In un attimo è ora di ripartite per tornare a lavoro. Jeans, maglietta e via.
Metto in moto lo scooter e percorro la solita strada. Quella che ormai potrei fare ad occhi chiusi. Quella di tutti i giorni. Quella che faccio anche più volte al giorno. Sono lì in sella, che mi godo l’aria, sembra davvero una giornata come tutte le altre, ma non lo è.
Sto andando dritta, quando all’improvviso una macchina proveniente dalla corsia opposta svolta.

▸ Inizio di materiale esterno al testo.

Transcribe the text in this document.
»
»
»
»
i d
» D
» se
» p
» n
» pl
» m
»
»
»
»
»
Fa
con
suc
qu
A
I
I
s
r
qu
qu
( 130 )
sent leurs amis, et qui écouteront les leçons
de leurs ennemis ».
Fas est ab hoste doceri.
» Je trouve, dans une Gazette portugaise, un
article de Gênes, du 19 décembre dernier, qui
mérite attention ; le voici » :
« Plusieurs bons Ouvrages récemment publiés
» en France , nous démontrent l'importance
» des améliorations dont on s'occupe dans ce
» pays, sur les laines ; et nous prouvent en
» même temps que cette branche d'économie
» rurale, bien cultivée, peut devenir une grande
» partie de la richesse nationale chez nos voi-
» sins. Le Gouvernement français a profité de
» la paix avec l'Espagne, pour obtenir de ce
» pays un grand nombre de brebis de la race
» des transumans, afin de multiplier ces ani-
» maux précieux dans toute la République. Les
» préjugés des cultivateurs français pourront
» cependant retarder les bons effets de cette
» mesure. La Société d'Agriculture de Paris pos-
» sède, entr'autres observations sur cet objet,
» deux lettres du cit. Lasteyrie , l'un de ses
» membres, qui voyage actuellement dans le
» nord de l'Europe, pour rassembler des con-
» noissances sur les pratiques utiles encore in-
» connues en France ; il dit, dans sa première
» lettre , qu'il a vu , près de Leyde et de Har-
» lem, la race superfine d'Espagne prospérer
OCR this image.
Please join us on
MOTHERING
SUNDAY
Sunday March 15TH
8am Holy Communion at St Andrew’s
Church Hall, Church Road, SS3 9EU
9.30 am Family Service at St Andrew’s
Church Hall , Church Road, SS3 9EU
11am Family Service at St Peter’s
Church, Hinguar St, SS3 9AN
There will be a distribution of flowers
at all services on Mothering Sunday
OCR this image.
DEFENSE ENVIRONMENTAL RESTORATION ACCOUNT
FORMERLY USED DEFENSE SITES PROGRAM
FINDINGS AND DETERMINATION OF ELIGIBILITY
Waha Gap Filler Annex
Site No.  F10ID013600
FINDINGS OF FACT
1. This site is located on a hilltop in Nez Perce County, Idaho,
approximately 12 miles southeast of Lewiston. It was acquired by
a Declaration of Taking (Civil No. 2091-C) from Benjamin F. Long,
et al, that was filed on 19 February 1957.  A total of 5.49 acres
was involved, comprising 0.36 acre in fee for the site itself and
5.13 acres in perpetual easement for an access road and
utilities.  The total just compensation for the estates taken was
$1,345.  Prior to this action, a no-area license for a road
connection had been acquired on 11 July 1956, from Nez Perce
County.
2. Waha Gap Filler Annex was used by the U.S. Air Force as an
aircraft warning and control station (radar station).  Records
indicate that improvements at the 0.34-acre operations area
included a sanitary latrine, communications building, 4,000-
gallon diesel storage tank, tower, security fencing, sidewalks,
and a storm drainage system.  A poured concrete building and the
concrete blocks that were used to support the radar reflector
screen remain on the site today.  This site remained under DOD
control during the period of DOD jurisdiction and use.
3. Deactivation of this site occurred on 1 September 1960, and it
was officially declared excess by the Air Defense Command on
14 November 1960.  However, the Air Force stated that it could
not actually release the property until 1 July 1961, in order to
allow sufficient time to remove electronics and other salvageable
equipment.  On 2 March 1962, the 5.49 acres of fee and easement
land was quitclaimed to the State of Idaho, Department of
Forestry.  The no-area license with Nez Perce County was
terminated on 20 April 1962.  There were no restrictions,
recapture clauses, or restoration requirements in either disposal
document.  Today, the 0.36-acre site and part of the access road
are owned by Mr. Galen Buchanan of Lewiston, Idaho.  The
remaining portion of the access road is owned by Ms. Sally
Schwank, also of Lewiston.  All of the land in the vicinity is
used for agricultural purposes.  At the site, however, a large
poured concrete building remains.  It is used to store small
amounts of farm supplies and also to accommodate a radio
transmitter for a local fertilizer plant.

Lo fa come se io non esistessi. Me la ritrovo così davanti, come un muro all’ improvviso. Capisco di non potere fare nulla. Ci andrò contro. L’istinto ovviamente porta le mie mani sui freni ma non serve a nulla. Ci finisco contro. Il ricordo più indelebile è il rumore dei freni e quello del successivo contatto. L’urto mi fa volare in avanti, fuori dallo scooter. Di lì comincia un istante in cui credo di aver avuto mille pensieri al secondo.
-Cazzo! Sta succedendo! –
-Non mi deve accadere niente di brutto, non può essere. –
-Proteggiti la testa. –
-Devo assolutamente rivedere LUI e tutto il resto. –
-Ho troppe cose da fare. –
-Ce la faccio. –
Volo, asfalto. Altro rumore indelebile: quello della caduta. Il mio istinto in quell’istante mi ha gridato: ‘Sei viva, ma alzati subito e togliti dalla strada. ’ Mi sono tirata sù e ho sentito un gran male alle gambe ma credo che in quel momento sarei stata anche in grado di correre. L’adrenalina era a 2mila, non avevo mai provato nulla di simile. Una forza che forse non era la mia.
Sento dire da una donna:
“Attenzione lo scooter sta perdendo la benzina.”
Mi giro indietro a guardarlo, dio santo è messo davvero male ed io sono intera. GRAZIE GRAZIE GRAZIE.
Mi sfilo subito il casco che mi sta facendo caldo. A questo punto comincio a vedere molta gente accorrere, un uomo in particolare tra tutti mi prende di forza sotto braccio e mi porta dentro un’agenzia che era lungo la strada. Il ragazzo che guidava l’altra auto mi viene in contro allarmato e continua a scusarsi.
“Non ti avevo vista, non ti avevo vista, scusa ho sbagliato.”
Non riesco a dirgli nulla, solo: “Sto bene.” Cosa che mi stavo ripetendo nella testa all’infinito. Mi fanno sedere e solo lì mi rendo conto delle mie gambe. Un lato del jeans è completamente aperto fino alla coscia. Alla vista del sangue mi agito ma non mi sembrano ferite gravi, quindi accetto anche queste. Sto avendo una forza e una calma che non mi appartengono. Sento un uomo al telefono che parla con il 118 descrivendo l’avvenuto e richiedendo un’ambulanza. Lì mi agito, l’ambulanza?!? Comincio a dire a tutti che sto bene e che non voglio un’ambulanza ma mi dicono che è il caso di chiamarla e di stare tranquilla. Chiedo che qualcuno recuperi il mio telefono per chiamare LUI. Ho un estremo bisogno di vederlo. Nel frattempo il signore che mi ha soccorsa arriva con del disinfettante e mi lava letteralmente le ferite. Un sangue freddo che ho ammirato da morire, un bellissimo esempio. Qualcuno mi porta il telefono e finalmente posso chiamare. Cerco il numero e capisco che la mia vista non è al top. Mi ripeto che sono solo molto agitata. Il telefono squilla e per fortuna lui risponde. La classica telefonata che non vorrei mai fare né ricevere.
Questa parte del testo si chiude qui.